Seys, who has agreed to plead guilty to concealing information from U.S. regulators, must serve 5 years on probation and pay a $250,000 fine.

Pinault has agreed to help with further investigations, and Artemis has agreed to put $185 million in an escrow account that could end up making payments to Executive Life’s 325,000 former customers, officials say.

Federal and state officials say Credit Lyonnais, which was a government-owned bank in 1991, bought the assets of Executive Life and earned illegal profits on those assets around the time the insurer failed. Prosecutors got involved because state laws in effect at the time prohibited foreign governments from owning California life insurers, and federal laws prohibited banks from owning insurance companies.

Federal prosecutors and California insurance regulators say Credit Lyonnais used a variety of strategies to hide its involvement in the acquisition of Executive Life.

Officials also have accused a group of investors organized by a government-owned French company of using MAAF and other companies to help conceal the identity of Credit Lyonnais when Credit Lyonnais dealt with the California Department of Insurance after the collapse of Executive Life.

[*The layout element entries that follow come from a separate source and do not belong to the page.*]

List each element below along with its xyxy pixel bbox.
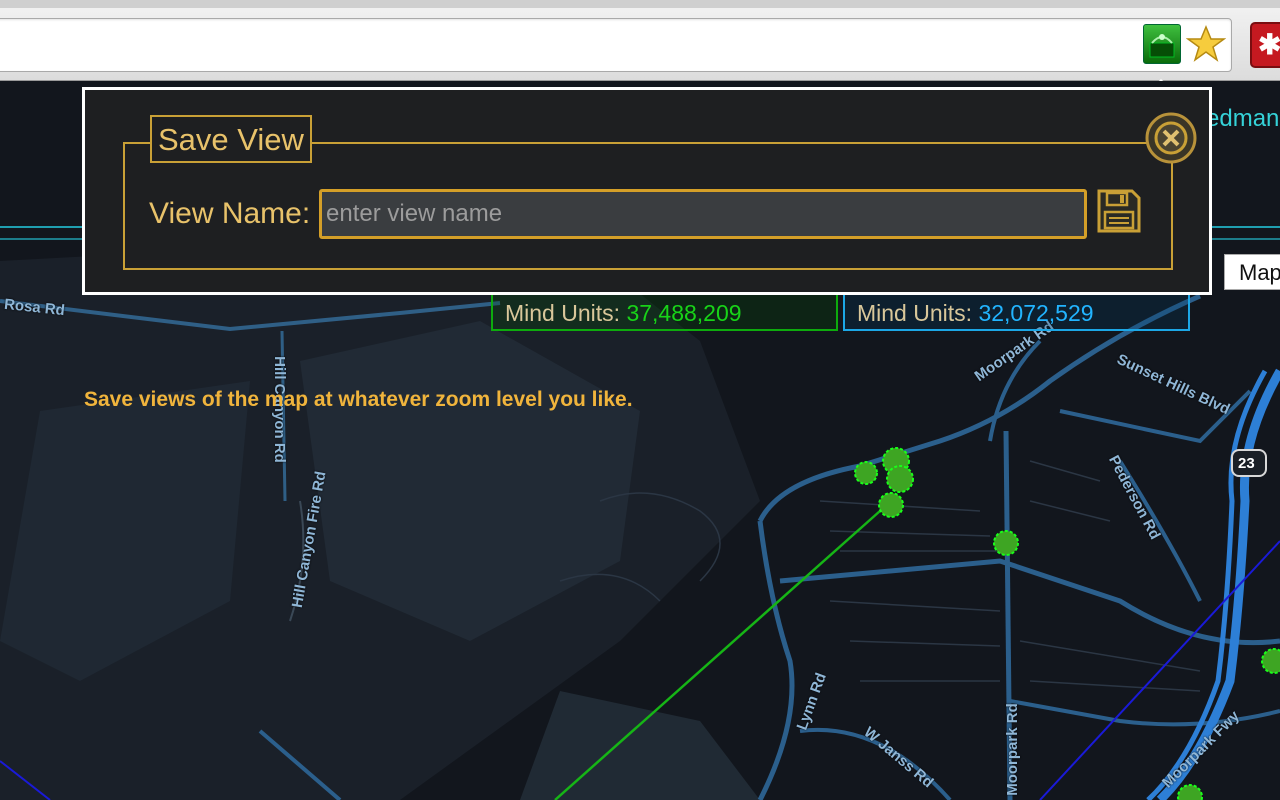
mind-units-label: Mind Units: [505, 300, 621, 326]
road-label-moorpark: Moorpark Rd [1003, 703, 1021, 796]
red-puzzle-icon[interactable]: ✱ [1250, 22, 1280, 68]
floppy-disk-icon[interactable] [1096, 188, 1142, 234]
enlightened-mind-units-value: 37,488,209 [626, 300, 742, 326]
view-name-input[interactable] [319, 189, 1087, 239]
view-name-label: View Name: [149, 197, 311, 230]
ingress-map-icon[interactable] [1143, 24, 1181, 64]
address-bar[interactable] [0, 18, 1232, 72]
resistance-mind-units: Mind Units: 32,072,529 [843, 291, 1190, 331]
star-icon[interactable] [1186, 24, 1226, 64]
browser-toolbar: ✱ [0, 0, 1280, 81]
mind-units-label: Mind Units: [857, 300, 973, 326]
popup-title: Save View [150, 115, 312, 163]
route-23-shield: 23 [1238, 455, 1255, 472]
map-type-button[interactable]: Map [1224, 254, 1280, 290]
close-icon[interactable] [1145, 112, 1197, 164]
toolbar-top-strip [0, 0, 1280, 8]
enlightened-mind-units: Mind Units: 37,488,209 [491, 291, 838, 331]
feature-tip: Save views of the map at whatever zoom l… [84, 388, 633, 411]
agent-name[interactable]: edman [1206, 105, 1279, 133]
save-view-popup: Save View View Name: [82, 87, 1212, 295]
resistance-mind-units-value: 32,072,529 [978, 300, 1094, 326]
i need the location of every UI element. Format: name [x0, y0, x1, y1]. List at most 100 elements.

California Insurance Commissioner John Garamendi has inherited a lawsuit that was filed on behalf of consumers, insurance guaranty associations and his department against parties said to be involved in the Executive Life failure.

The federal actions and settlements “are extraordinarily helpful to us in our civil case,” Garamendi said during a press conference after Yang announced the plea agreements.

Garamendi said that his department’s case against the Executive Life defendants could go to trial in February 2005 and that he expects the department to win.

“If this goes to settlement, we’ll also succeed there,” Garamendi said.

The California department says the Executive Life failure cost customers more than $3 billion.

The California department has a thorough list of Executive Life’s 325,000 customers and used it within the past year to make a distribution from a trust set up to hold some of the insurer’s assets after the collapse, Garamendi said.